Recent

Author Topic: [HELP!!] - Pacal - Displaying Unicode [Showing UTF8 in console pascal]  (Read 24407 times)

marcov

  • Administrator
  • Hero Member
  • *
  • Posts: 11455
  • FPC developer.
Re: [HELP!!] - Pacal - Displaying Unicode [Showing UTF8 in console pascal]
« Reply #30 on: November 25, 2014, 08:17:14 pm »
That works for me if I select Lucinda and add "{$codepage utf-8}" to the source.

engkin

  • Hero Member
  • *****
  • Posts: 3112
Re: [HELP!!] - Pacal - Displaying Unicode [Showing UTF8 in console pascal]
« Reply #31 on: November 25, 2014, 08:43:50 pm »
That works for me if I select Lucinda and add "{$codepage utf-8}" to the source.
That's a good idea to make sure the file is using UTF8, Thanks. I hope it works for the OP as well.  ::)

Never

  • Sr. Member
  • ****
  • Posts: 409
  • OS:Win7 64bit / Lazarus 1.4
Re: [HELP!!] - Pacal - Displaying Unicode [Showing UTF8 in console pascal]
« Reply #32 on: November 25, 2014, 08:50:25 pm »
this is working with out any other command for me on win

Code: [Select]
{$mode objfpc}{$H+}
WriteLn(UTF8ToSys('α'));

Edit***: the file encoding in editor FileSettings/Encoding is utf-8
« Last Edit: November 25, 2014, 08:55:54 pm by Never »
Νέπε Λάζαρε λάγγεψων οξωκά ο φίλοσ'ς αραεύσε

marcov

  • Administrator
  • Hero Member
  • *
  • Posts: 11455
  • FPC developer.
Re: [HELP!!] - Pacal - Displaying Unicode [Showing UTF8 in console pascal]
« Reply #33 on: November 25, 2014, 09:48:02 pm »
Never: That means the alpha has a representation in your current character set.  Other characters might not.

Never

  • Sr. Member
  • ****
  • Posts: 409
  • OS:Win7 64bit / Lazarus 1.4
Re: [HELP!!] - Pacal - Displaying Unicode [Showing UTF8 in console pascal]
« Reply #34 on: November 25, 2014, 11:12:56 pm »
@marcov i agree with you
all greek letters are printed fine on my system
not only 'α'
Νέπε Λάζαρε λάγγεψων οξωκά ο φίλοσ'ς αραεύσε

engkin

  • Hero Member
  • *****
  • Posts: 3112
Re: [HELP!!] - Pacal - Displaying Unicode [Showing UTF8 in console pascal]
« Reply #35 on: November 26, 2014, 03:32:46 am »
this is working with out any other command for me on win

Code: [Select]
{$mode objfpc}{$H+}
WriteLn(UTF8ToSys('α'));
It does not work here for two reasons:
1-On my system UTF8ToSys('α') will not produce the correct value, because my system has a different code page than yours.
2-I'm using FPC 2.7.1 with FPC_HAS_CPSTRING defined. This means that if the code page of a string is different than the Output record's code page then a conversion happens.

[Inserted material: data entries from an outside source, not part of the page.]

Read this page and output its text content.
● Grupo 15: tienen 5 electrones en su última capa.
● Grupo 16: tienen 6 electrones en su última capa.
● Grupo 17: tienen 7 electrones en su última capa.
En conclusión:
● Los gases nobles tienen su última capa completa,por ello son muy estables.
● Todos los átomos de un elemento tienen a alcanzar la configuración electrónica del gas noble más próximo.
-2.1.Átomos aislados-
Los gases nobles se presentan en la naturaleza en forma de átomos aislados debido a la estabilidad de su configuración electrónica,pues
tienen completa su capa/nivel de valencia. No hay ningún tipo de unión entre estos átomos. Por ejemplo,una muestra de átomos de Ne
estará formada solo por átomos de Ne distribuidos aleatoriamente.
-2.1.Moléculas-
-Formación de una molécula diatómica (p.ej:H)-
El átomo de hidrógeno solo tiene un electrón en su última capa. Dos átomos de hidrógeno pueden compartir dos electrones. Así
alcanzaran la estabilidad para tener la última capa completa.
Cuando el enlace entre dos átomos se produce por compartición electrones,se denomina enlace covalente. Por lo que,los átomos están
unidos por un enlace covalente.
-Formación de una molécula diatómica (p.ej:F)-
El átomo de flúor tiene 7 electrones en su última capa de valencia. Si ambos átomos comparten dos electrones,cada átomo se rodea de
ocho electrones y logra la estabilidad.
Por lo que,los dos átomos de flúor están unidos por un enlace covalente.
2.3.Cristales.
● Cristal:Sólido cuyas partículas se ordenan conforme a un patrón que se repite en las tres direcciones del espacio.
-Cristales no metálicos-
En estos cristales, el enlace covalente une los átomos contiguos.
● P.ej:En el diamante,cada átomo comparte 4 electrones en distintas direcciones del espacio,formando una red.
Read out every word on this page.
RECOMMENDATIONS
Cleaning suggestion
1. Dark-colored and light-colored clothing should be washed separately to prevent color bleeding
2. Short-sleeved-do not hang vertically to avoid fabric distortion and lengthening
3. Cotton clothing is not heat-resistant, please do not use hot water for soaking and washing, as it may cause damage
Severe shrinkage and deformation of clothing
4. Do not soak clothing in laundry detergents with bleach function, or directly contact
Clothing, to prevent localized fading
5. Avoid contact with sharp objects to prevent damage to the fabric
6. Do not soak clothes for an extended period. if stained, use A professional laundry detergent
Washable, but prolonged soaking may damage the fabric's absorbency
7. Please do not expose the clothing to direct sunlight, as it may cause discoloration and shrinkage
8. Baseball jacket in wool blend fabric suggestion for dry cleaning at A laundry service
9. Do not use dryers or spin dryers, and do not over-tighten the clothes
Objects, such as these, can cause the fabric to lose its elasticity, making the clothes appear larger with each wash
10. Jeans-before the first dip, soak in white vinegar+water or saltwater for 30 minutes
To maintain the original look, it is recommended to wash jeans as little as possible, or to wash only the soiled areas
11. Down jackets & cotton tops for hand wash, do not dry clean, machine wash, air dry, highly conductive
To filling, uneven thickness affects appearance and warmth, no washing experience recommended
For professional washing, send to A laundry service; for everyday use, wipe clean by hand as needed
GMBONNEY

The compiler translates WriteLn to a few calls to fpc_Write_Text_***.
Compare for instance fpc_Write_Text_AnsiStr on the trunk:
Code: [Select]
Procedure fpc_Write_Text_AnsiStr (...
...
  {$if defined(FPC_HAS_CPSTRING) and defined(FPC_HAS_FEATURE_ANSISTRINGS)}
  if slen > 0 then
    if TextRec(f).CodePage<>TranslatePlaceholderCP(StringCodePage(S)) then
    begin
      a:=fpc_AnsiStr_To_AnsiStr(S,TextRec(f).CodePage);  //<---------This conversion
      fpc_WriteBuffer(f,PAnsiChar(a)^,Length(a));

with fpc_Write_Text_AnsiStr in 2.6.4:
Code: [Select]
Procedure fpc_Write_Text_AnsiStr (...
...
  if slen > 0 then
    fpc_WriteBuffer(f,PChar(S)^,SLen);

Using DOS Greek code page (737), I can type that letter as a single character if I know its correct value in this code page (α is #$98):
Code: [Select]
const
  CP_DosGreek = 737;
...
  if SetConsoleOutputCP(CP_DosGreek) then
    WriteLn(#$98);//Utf8TpSys('α')

Notice that SetConsoleOutputCP will not change the code page in the Output record. Maybe setdefaultcodepage mentioned by Marcov does the trick, but I don't know where to find it.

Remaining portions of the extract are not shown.